Results: "The patient in the research sleep in the lab for observation. [Her going to bed] occurred at 2:32 am, well after the time expected in a subject of normal chronotype (typically between 8 to 10 pm) * * * The resulting gross sleep/wake rhythm [of a DSPD patient in their research] had a period of 24.5 hours * * * By contrast, the 24.2-hour period length of a control subject [also in their research] undergoing the same protocol matches the intrinsic period length reported for normal human subjects * * * [The patient has A to C mutation at the 5' splice site following exon 11 of one of the two CRY1 genes (one from father and the other from mother), causing 'exon skipping']

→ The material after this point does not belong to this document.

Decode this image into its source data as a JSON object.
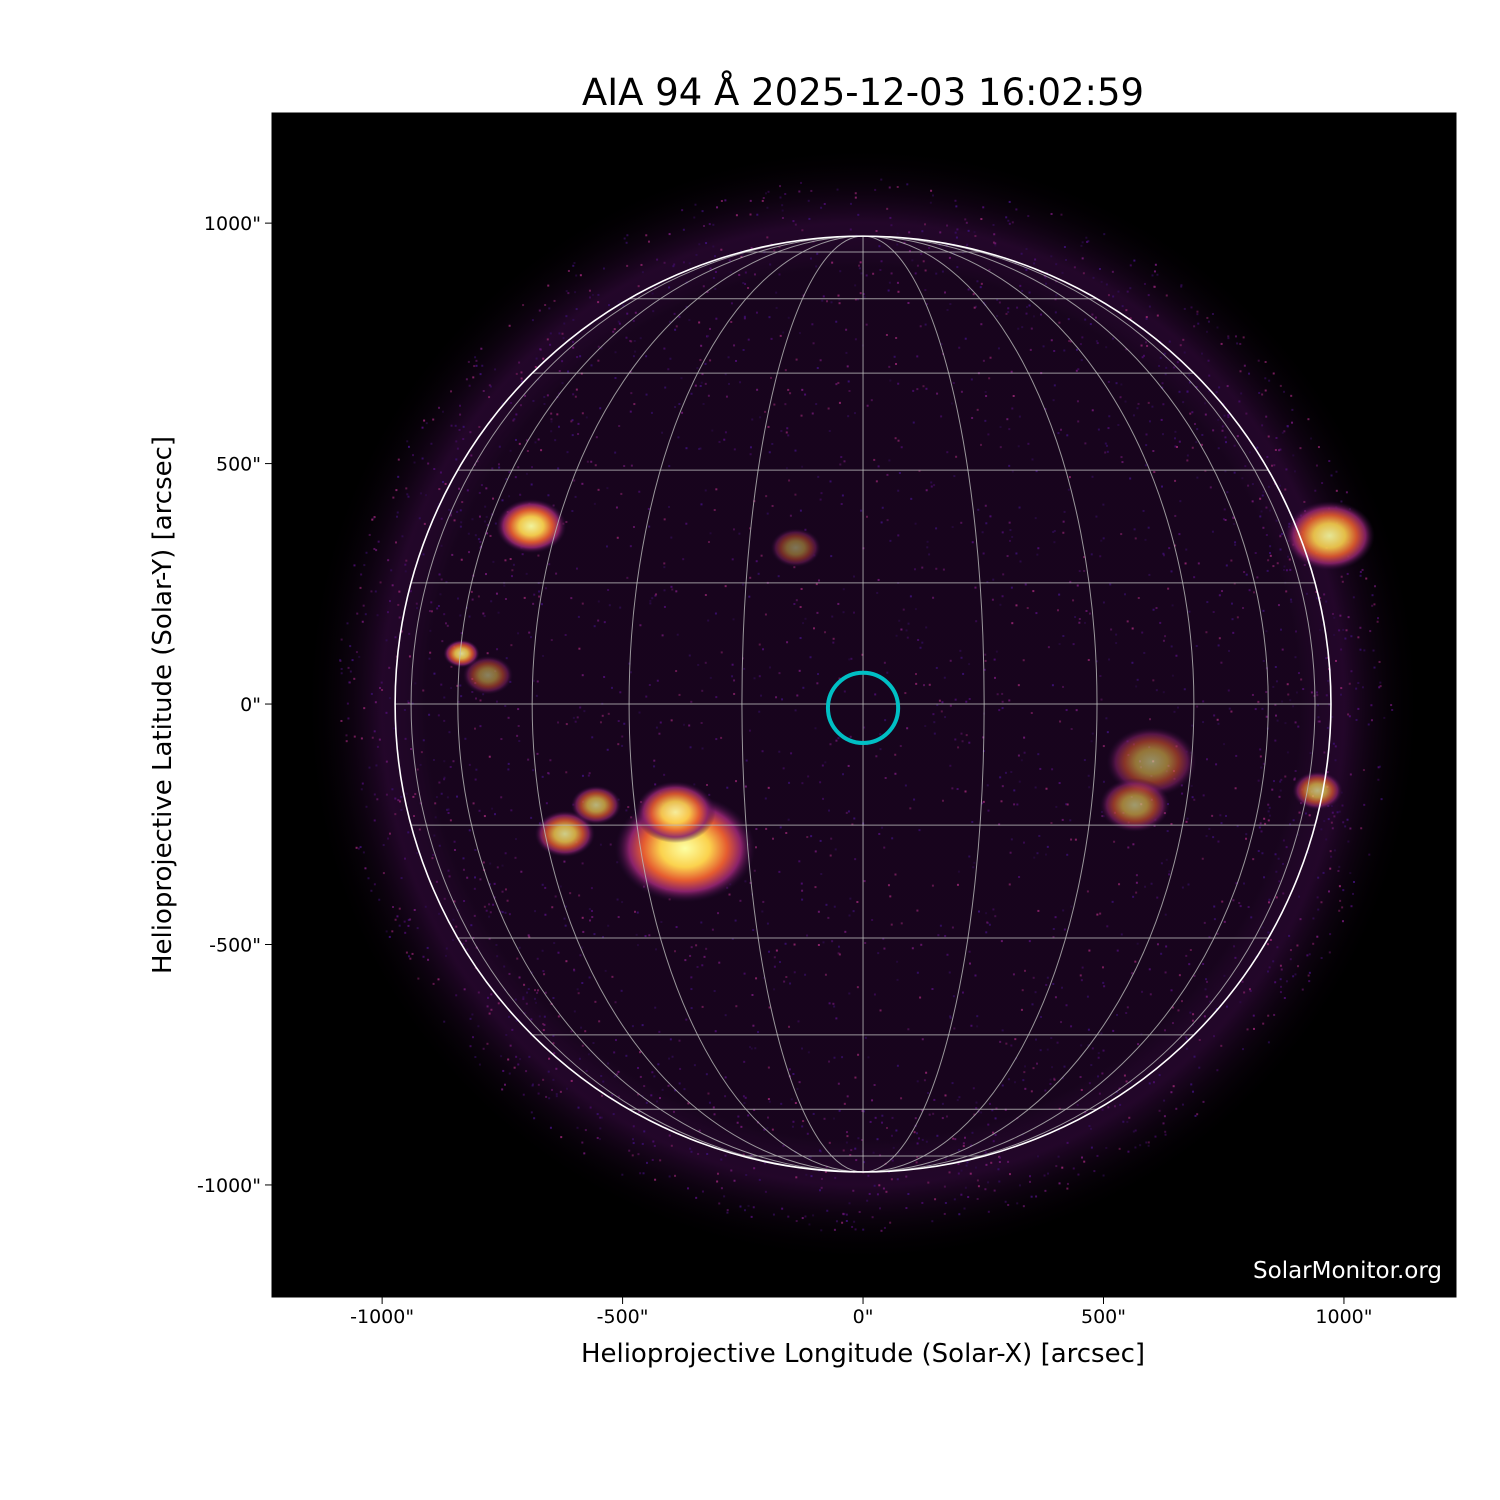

Discussion: "Our results show that the CRY1 DSPD allele represents a gain-of-function mutation with deletion of exon 11 leading to increased CRY1 nuclear localization, enhanced interaction with the transcription factors Clock and Bmal1, their displacement from chromatin and heightened inhibition of their target genes.

What the discussion said is that the patient's CRY1 protein lacks the sequence encoded by exon 11. The resulting CRY1 protein gains function by clinging more tightly to and removing the two transcription factors CLK and Bmal1, reducing period transcription. * * * Accordingly [two earlier reports indicated change in circadian cycle affects sleep timing], a half hour change in the period of the human circadian clock is expected to change the relationship of sleep timing and evening melatonin onset (DLMO) by ~2–2.5 hours.

•  there is no need to read the rest of this research report.